Dukung Pemberdayaan Perkebunan Sawit Rakyat

Upaya GAPKI

Hanya saja dialam praktiknya program yang digagas pemerintah ini masih menghadapi beberapa kendala.

“Permasalahan itu antara lain masih tingginya tanaman sawit rakyat yang sudah memasuki masa peremajaan dan tingkat produktivitas yang rendah, padahal pemerintah mentargetkan PSR setiap tahun minimal 180 ribu hektare.”

“Dana PSR yang disediakan sebesar Rp30 juta hanya cukup untuk tanaman belum menghasilkan (TBM)1.”

“Lantas bagaimana dengan dana sampai TM1, sumber pendapatan pekebun selama tanaman belum menghasilkan?” tutur Direktur Eksekutif Gabungan Pengusaha Kelapa Sawit Indonesia (GAPKI) Mukti Sardjono.

Termasuk mengenai, legalitas lahan, khususnya kebun sawit yang diidentifikasikan masuk dalam kawasan hutan, lantraran terdapat lahan eks PIR dan eks Transmigrasi masuk dalam kawasan hutan.

Solusi Undang-Undang Cipta Kerja (UUCK) hanya untuk sawit rakyat yang kurang dari 5 hektare dan berdomisili di lokasi.

“Bagaimana diluar itu?
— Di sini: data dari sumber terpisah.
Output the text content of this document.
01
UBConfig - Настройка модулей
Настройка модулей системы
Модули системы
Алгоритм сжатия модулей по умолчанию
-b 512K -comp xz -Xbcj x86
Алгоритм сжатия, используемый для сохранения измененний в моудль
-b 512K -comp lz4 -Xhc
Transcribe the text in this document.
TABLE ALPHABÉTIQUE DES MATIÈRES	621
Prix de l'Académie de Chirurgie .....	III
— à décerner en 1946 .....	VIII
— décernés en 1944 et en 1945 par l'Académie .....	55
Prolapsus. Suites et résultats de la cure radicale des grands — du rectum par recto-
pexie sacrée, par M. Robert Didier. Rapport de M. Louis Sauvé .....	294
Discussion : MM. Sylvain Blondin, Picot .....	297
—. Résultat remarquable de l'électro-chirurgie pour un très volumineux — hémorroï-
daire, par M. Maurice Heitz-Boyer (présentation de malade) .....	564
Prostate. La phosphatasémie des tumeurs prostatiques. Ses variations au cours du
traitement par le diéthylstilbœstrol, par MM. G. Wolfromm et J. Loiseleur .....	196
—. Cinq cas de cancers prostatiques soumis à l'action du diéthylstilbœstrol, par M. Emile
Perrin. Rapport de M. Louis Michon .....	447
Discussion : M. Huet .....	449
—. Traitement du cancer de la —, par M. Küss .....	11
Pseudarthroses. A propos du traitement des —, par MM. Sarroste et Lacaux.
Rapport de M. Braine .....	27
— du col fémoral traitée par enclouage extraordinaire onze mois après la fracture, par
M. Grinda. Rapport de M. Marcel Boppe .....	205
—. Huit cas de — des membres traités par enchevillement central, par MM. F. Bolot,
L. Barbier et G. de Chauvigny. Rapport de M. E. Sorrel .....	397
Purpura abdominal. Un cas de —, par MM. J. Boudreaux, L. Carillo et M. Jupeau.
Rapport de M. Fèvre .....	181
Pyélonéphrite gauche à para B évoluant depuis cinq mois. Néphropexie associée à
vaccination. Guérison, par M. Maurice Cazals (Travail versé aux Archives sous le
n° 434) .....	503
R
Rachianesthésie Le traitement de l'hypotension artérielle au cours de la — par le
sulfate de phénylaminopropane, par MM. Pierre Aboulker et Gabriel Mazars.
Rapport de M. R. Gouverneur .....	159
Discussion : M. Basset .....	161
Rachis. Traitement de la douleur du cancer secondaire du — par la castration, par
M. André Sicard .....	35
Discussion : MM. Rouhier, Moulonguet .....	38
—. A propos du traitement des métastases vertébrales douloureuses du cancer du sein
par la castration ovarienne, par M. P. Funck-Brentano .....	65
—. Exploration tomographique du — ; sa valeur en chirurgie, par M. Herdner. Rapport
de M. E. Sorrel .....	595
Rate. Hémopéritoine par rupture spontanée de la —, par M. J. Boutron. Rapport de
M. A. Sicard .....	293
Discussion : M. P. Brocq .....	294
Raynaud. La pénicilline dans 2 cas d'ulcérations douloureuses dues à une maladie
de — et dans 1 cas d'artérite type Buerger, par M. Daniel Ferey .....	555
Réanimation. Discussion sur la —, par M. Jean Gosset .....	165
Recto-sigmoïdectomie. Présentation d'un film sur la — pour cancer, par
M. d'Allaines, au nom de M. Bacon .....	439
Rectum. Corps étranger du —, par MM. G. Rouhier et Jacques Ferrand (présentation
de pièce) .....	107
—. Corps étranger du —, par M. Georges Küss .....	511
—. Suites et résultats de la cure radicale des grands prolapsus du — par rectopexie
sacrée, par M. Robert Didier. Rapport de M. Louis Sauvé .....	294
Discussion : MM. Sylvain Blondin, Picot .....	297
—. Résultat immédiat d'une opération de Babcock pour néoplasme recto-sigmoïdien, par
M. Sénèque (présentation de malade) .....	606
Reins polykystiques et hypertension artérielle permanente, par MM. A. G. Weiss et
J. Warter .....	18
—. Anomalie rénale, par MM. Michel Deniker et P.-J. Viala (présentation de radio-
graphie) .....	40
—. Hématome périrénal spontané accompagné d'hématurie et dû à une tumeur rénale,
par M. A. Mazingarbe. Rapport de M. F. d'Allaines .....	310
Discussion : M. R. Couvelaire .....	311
Mengenai jual beli kapling/ganti pemilikan (eks PIR), bagaimana berkembangnya PKS tanpa kebun?” ucap Mukti.

Oleh sebab itu, GAPKI dalam mendukung PSR, dengan melakukan pembentukan Satuan Tugas Percepatan PSR GAPKI, yang melibatkan seluruh cabang GAPKI, dimana cabang melakukan assesment dan pemetaan  potensi lahan dan petani PSR di sekitar anggota, dan update perkembangan penanaman.

GAPKI menjadi anggota Pokja Penguatan Data dan Peningkatan Kapasitas Pekebun  Kemenko Perekonomian,kemudian aktif dalam koordinasi rutin untuk percepatan PSR dengan Kantor Menko Perekonomian, Direktorat Jenderal Perkebunan, BPDPKS dan lain-lain.

Memberikan masukan kepada pemerintah terkait kebijakan penyederhanaan proses pengajuan dan pembiayaan percepatan PSR dan lain-lain.

“Kami juga melakukan kerjasama dengan Asosiasi Petani/Pekebun dalam percepatan PSR, pengikatan kemitraan dengan MoU, focus group discussion, serta mengawal dan meng-update secara rutin Percepatan PSR anggota GAPKI melalui Rapat Pusat dan Cabang GAPKI,” ungkap Mukti.